Vero, ma è necessario rendersi conto che, anche nel nostro Paese, nonostante l’approvvigionamento di gas sia stato diversificato, anche grazie all’intervento diretto del presidente del Consiglio Mario Draghi, la situazione è critica, economicamente e socialmente. Lo hanno detto a gran voce anche le associazioni di categoria di riferimento, dall’Associazione dei Reseller e Trader dell’Energia ad Assopetroli e Assoenergia, fino alle Confindustrie di Emilia-Romagna, Lombardia, Piemonte e Veneto, secondo le quali l’extra-spesa di acquisti in energia in Italia è pari a circa 60 miliardi di euro. In realtà, il totale dei costi di elettricità e gas sostenuti dal settore industriale delle quattro regioni oscillerà tra i 36 e i 41 miliardi di euro. Un’enormità e un ulteriore peso che le nostre eccellenze non meritano di dover sopportare, non dopo le difficoltà vissute nell’ultimo biennio.
Come impostare un modello alternativo sulle orme di quello inglese?

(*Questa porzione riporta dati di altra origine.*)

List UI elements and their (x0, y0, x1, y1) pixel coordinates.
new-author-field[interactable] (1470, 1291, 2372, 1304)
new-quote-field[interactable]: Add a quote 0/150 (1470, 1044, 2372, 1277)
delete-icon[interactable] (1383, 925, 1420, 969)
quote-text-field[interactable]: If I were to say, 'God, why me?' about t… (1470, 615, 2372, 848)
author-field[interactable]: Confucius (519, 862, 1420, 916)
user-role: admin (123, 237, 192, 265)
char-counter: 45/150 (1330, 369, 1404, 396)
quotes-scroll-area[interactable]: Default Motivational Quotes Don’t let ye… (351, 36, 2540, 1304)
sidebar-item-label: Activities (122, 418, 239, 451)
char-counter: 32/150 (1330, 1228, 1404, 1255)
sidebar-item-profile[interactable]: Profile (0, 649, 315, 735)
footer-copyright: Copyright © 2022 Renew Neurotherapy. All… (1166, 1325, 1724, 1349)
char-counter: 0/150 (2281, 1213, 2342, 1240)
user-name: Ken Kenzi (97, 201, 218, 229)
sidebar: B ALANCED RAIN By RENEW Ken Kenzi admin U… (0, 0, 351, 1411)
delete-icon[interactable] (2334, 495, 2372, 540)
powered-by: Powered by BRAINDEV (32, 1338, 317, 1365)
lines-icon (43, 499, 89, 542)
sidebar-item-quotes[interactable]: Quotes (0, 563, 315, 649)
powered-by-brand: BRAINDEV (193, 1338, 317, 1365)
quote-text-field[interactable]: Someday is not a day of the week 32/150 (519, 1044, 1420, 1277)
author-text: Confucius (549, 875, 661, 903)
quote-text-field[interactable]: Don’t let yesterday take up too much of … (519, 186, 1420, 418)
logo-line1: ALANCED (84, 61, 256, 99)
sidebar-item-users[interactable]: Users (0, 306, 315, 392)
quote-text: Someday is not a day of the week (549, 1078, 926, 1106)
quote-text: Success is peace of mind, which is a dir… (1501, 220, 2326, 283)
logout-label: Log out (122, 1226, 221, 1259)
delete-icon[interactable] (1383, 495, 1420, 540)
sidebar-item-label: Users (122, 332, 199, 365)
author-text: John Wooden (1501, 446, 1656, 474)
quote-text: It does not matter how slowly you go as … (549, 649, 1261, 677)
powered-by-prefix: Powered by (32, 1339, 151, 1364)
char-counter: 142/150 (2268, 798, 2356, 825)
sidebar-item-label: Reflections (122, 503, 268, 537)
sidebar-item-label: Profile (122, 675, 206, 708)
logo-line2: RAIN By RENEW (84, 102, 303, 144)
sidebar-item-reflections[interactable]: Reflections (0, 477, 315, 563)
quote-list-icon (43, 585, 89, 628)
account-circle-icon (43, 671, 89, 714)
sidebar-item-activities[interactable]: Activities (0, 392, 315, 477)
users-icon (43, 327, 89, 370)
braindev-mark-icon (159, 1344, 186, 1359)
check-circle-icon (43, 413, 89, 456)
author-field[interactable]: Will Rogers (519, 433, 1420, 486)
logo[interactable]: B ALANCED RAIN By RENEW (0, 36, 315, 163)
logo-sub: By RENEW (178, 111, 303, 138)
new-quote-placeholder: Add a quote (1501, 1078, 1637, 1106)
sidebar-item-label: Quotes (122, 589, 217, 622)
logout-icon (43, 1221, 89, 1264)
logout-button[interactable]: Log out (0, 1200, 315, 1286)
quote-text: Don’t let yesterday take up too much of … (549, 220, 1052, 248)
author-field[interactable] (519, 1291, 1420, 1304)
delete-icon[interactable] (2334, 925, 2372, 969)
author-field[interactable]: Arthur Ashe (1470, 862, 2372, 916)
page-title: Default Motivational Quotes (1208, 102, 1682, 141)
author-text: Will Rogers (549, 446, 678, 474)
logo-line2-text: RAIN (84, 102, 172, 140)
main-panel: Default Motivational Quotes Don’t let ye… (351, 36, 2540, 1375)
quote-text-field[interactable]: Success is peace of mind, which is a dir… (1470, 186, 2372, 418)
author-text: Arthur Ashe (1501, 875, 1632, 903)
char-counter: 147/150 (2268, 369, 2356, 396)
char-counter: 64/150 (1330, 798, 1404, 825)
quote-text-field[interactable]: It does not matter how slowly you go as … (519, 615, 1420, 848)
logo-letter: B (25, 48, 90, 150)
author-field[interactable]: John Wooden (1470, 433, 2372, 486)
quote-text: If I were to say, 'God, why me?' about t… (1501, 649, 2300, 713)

La struttura sarebbe tutto sommata semplice: il fondo sarebbe garantito dallo Stato e alimentato da risorse fornite da banche commerciali. Queste investirebbero denaro direttamente presso tale fondo statale. I fornitori di energia potrebbero quindi attingere dal fondo medesimo per congelare le fatture dei clienti al limite di prezzo stabilito, dopo un periodo di tempo prestabilito. La dimensione del fondo dovrà essere rapportata a questo ammontare e dovrebbe dipendere dalla durata annuale o pluriennale dello stesso. Orientativamente tra i 30 e i 40 miliardi di euro. Il price cap che si andrà a fissare inciderà, per differenza, sulla dimensione stessa del fondo.
E il debito su chi ricadrebbe?
Il debito accumulato dai fornitori verrebbe ripagato dai consumatori in modo più graduale, diluito in un periodo di 10-15 anni, una volta passato il periodo d’emergenza. Ciò proteggerebbe i consumatori da un immediato aumento dei prezzi, impedendo al contempo fallimenti da parte dei fornitori.
E l’America come si pone in quest’ottica?
Gli Stati Uniti sono sempre al nostro fianco. Come testimoniato dal nostro Covid Corporate Aid Tracker elaborato nel corso del 2020, gli Stati Uniti sono stati accanto all’Italia sin dall’inizio della pandemia, grazie alla generosità delle aziende americane che hanno donato oltre 50 milioni di euro in aiuti nel corso dell’emergenza, nonché grazie all’Amministrazione americana e al memorandum che ha permesso all’Italia di beneficiare di 100 milioni di dollari in aiuti economici e sanitari. Anche in questa emergenza, saranno al nostro fianco.